Sometimes what we don't want leads us to our goal.
“Stupid stuff,” say critics. Everything should be related and should be good for something? Doesn't exist. Indeed! Daniel Rossa experienced it. The vicar from the Ruhr area actually wanted to attend an event at the German Evangelical Church Congress in Stuttgart. The problem, he couldn't get in anymore. "Closed due to overcrowding," it said.
So it happened that he suddenly found himself at the premiere of the world's longest painted Bible. The result: Rossa was not only one of the first people to see “The Wiedmann Bible”, but also the first theologian in history who was allowed to interpret it. Up until now, this was reserved for the artist, Willy Wiedmann. Because he had hidden this monumental work in the archive for decades and guarded it like a treasure.
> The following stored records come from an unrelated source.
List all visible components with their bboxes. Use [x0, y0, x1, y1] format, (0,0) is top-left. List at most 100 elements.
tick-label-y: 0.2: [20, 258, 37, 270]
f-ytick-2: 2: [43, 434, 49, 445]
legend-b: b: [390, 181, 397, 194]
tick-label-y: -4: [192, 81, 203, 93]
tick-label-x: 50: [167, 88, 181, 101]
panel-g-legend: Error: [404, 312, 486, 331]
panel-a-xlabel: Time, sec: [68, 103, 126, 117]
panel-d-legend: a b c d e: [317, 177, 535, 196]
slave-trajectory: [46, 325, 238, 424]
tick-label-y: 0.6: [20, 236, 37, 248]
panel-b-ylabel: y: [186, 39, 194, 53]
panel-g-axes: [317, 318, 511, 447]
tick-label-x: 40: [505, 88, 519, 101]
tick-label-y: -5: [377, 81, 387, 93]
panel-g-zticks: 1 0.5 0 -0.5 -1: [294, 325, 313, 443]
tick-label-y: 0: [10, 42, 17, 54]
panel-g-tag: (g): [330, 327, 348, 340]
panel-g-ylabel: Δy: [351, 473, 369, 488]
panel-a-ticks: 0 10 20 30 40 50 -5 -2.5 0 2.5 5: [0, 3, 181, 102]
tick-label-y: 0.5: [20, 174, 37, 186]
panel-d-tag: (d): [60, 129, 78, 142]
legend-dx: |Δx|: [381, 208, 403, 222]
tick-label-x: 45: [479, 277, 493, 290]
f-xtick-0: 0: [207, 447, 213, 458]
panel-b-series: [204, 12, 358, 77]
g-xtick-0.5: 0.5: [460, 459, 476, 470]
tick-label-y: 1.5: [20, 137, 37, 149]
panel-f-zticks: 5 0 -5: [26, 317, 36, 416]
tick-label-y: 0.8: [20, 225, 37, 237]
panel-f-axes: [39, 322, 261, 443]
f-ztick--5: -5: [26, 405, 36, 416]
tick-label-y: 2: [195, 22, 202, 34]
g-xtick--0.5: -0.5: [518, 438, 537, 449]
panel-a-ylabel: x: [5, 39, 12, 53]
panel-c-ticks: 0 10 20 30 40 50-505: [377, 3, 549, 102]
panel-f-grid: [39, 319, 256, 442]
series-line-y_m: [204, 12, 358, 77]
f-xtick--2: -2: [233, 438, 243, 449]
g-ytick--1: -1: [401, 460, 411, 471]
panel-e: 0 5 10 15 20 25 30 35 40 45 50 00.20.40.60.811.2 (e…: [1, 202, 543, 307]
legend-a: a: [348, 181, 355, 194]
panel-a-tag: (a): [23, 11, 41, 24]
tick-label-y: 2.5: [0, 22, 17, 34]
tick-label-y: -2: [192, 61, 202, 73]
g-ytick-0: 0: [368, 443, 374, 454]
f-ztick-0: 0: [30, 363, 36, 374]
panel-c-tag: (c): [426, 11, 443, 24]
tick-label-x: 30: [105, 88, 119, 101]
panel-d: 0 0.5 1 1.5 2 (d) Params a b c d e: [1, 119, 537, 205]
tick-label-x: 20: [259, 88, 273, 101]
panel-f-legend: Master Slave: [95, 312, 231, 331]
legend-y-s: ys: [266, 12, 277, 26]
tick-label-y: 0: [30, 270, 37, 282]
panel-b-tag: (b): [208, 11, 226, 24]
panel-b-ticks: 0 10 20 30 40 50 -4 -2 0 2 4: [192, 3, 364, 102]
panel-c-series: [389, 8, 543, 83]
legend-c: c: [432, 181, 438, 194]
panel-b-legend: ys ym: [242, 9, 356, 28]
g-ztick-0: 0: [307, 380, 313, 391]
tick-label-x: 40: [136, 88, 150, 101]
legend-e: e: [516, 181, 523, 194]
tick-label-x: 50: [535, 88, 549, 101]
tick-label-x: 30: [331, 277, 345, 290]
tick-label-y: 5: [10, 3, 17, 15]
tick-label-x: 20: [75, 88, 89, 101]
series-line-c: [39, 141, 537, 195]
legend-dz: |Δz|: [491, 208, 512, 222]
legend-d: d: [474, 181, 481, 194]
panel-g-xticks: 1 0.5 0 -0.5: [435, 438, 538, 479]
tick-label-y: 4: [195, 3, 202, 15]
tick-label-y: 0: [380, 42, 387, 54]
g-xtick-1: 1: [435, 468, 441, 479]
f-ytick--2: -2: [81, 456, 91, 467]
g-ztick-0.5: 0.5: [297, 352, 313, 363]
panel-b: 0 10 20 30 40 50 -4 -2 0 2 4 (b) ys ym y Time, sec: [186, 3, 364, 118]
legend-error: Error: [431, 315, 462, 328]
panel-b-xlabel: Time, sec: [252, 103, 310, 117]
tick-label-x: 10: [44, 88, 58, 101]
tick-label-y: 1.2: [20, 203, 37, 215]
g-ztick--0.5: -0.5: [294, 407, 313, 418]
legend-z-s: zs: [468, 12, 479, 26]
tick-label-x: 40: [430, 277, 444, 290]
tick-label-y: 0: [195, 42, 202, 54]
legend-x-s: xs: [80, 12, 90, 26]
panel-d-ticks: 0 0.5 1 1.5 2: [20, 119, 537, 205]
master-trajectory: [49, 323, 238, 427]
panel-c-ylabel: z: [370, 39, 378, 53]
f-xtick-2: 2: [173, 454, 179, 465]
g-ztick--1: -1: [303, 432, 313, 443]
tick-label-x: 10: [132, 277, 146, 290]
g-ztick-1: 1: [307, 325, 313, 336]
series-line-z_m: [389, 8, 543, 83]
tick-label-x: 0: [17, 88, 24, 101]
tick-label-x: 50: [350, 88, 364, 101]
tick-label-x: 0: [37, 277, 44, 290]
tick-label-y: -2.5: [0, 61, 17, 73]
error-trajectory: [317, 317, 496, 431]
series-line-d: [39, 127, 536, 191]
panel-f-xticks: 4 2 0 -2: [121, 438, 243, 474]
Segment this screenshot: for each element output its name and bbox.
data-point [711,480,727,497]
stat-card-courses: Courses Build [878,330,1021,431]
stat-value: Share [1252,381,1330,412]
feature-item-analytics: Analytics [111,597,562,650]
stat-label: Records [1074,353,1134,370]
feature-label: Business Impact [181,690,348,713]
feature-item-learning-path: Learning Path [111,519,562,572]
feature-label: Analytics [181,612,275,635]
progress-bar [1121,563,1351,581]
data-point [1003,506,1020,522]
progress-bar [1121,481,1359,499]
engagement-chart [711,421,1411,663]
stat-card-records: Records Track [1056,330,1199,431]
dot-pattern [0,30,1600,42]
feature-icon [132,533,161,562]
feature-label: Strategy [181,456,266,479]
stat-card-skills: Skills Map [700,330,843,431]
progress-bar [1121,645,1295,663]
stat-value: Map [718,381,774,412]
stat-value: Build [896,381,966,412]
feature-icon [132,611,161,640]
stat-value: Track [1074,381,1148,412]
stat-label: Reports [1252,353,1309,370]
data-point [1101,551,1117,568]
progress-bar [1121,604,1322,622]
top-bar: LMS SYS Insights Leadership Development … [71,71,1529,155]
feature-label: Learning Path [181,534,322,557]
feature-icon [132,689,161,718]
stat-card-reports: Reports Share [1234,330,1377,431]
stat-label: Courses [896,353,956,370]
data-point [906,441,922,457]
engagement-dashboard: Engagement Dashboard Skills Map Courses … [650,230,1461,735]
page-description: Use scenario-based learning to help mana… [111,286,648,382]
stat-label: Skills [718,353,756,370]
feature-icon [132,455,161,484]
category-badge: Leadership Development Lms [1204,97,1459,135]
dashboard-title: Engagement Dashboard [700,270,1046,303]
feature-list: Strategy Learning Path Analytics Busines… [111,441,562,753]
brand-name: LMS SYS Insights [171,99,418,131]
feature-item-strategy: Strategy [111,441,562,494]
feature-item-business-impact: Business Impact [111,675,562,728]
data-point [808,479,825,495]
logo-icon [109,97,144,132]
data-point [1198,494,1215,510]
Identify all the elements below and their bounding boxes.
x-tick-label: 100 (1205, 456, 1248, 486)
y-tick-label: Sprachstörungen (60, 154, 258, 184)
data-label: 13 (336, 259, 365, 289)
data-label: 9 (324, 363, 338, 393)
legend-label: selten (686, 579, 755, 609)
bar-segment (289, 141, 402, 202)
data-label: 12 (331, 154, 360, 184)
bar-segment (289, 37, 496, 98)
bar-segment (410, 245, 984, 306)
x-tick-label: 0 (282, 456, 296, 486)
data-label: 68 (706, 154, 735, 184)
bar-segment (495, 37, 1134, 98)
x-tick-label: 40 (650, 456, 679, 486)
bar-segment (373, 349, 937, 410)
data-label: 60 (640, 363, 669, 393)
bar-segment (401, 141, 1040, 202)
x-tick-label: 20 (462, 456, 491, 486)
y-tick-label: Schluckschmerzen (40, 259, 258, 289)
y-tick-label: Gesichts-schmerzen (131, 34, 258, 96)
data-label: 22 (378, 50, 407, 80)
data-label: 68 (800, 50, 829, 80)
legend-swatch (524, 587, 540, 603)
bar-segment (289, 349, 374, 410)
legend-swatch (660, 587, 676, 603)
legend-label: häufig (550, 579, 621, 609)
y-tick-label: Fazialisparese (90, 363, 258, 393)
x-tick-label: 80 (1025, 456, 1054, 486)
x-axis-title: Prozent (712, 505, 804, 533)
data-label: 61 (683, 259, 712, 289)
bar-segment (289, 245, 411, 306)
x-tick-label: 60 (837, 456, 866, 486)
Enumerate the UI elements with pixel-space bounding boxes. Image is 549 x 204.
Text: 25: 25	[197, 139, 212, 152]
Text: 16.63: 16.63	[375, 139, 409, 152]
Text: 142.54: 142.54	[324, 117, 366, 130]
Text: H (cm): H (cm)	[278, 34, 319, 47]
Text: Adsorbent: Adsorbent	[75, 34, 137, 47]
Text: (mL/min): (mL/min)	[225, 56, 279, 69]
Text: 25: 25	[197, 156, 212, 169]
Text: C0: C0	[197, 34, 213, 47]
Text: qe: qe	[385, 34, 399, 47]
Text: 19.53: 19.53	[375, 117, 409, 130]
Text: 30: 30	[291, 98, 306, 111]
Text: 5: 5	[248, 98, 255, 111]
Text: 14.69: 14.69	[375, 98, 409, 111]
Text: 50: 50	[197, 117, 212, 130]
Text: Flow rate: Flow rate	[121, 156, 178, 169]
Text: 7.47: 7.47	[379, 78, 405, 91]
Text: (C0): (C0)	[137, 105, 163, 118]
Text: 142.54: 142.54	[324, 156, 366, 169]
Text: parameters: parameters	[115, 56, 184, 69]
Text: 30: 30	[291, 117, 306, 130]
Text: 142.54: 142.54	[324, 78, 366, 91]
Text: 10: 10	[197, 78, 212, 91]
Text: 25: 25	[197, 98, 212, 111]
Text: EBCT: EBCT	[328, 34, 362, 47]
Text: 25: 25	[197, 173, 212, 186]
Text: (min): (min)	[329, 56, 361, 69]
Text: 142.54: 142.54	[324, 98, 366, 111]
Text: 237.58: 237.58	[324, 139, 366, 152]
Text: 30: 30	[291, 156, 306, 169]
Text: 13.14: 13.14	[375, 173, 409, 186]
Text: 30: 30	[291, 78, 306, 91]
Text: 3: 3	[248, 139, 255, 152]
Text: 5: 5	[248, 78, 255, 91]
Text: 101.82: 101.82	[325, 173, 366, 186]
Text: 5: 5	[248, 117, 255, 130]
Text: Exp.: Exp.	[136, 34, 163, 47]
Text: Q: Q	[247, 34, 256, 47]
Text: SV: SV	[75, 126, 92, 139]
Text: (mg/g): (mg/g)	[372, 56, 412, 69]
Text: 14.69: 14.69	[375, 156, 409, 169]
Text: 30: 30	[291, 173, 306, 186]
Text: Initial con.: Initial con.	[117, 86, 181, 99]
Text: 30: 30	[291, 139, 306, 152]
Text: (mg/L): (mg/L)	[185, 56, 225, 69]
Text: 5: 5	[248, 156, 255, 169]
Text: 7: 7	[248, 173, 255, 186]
“STUMPED ABOUT THE LONGEST ARTIST'S BIBLE IN THE WORLD - FOLLOW-UP TO A WORLD PREMIERE AT KIRCHENTAG” is the title of the article that Daniel Rossa has now published on Theologiestudierende.de. His findings give an interesting and at the same time instructive insight into the picture Bible. He himself does not cast a spell on Bible festivals, which often ends in an "aha" experience.
“Wiedmann provides the tree of knowledge - and with it knowledge itself? - as a "snake tree" ... It is also noticeable that the "branch" that is holding out the apple to Eva seems to clearly represent a man's arm due to its hair and the shape of a "Popeye forearm". It would be possible for the artist to take into account the fact that the serpent in Hebrew is grammatically masculine (evil does not come from women!). "
Rossa is of the opinion that "The Wiedmann Bible" even offers theologians, art historians and artists, etc. a new perspective on the Holy Scriptures.
“The Wiedmann Bible certainly provides stimuli for the discourse between theological disciplines ... Wiedmann's claim to offer a complete presentation of the Bible“ from a single pen ”meets the scientific interest in comparability, systematisation and completeness more than many others Art projects is otherwise the case. "
The monumental work of art should also not be missing in congregations or in school and religion lessons, etc., in which the participants deal with the Bible. "Due to its richness of representation, but also through Wiedmann's style, the Wiedmann Bible also offers a high potential for church work / education, school lessons or for looking at pictures in sermons and devotions, which is worth exploring and exploring by theologians." Rossa's interpretation definitely makes you want more. Sometimes it's just worth not getting what you wanted. Because in the end you will be rewarded with something much more valuable.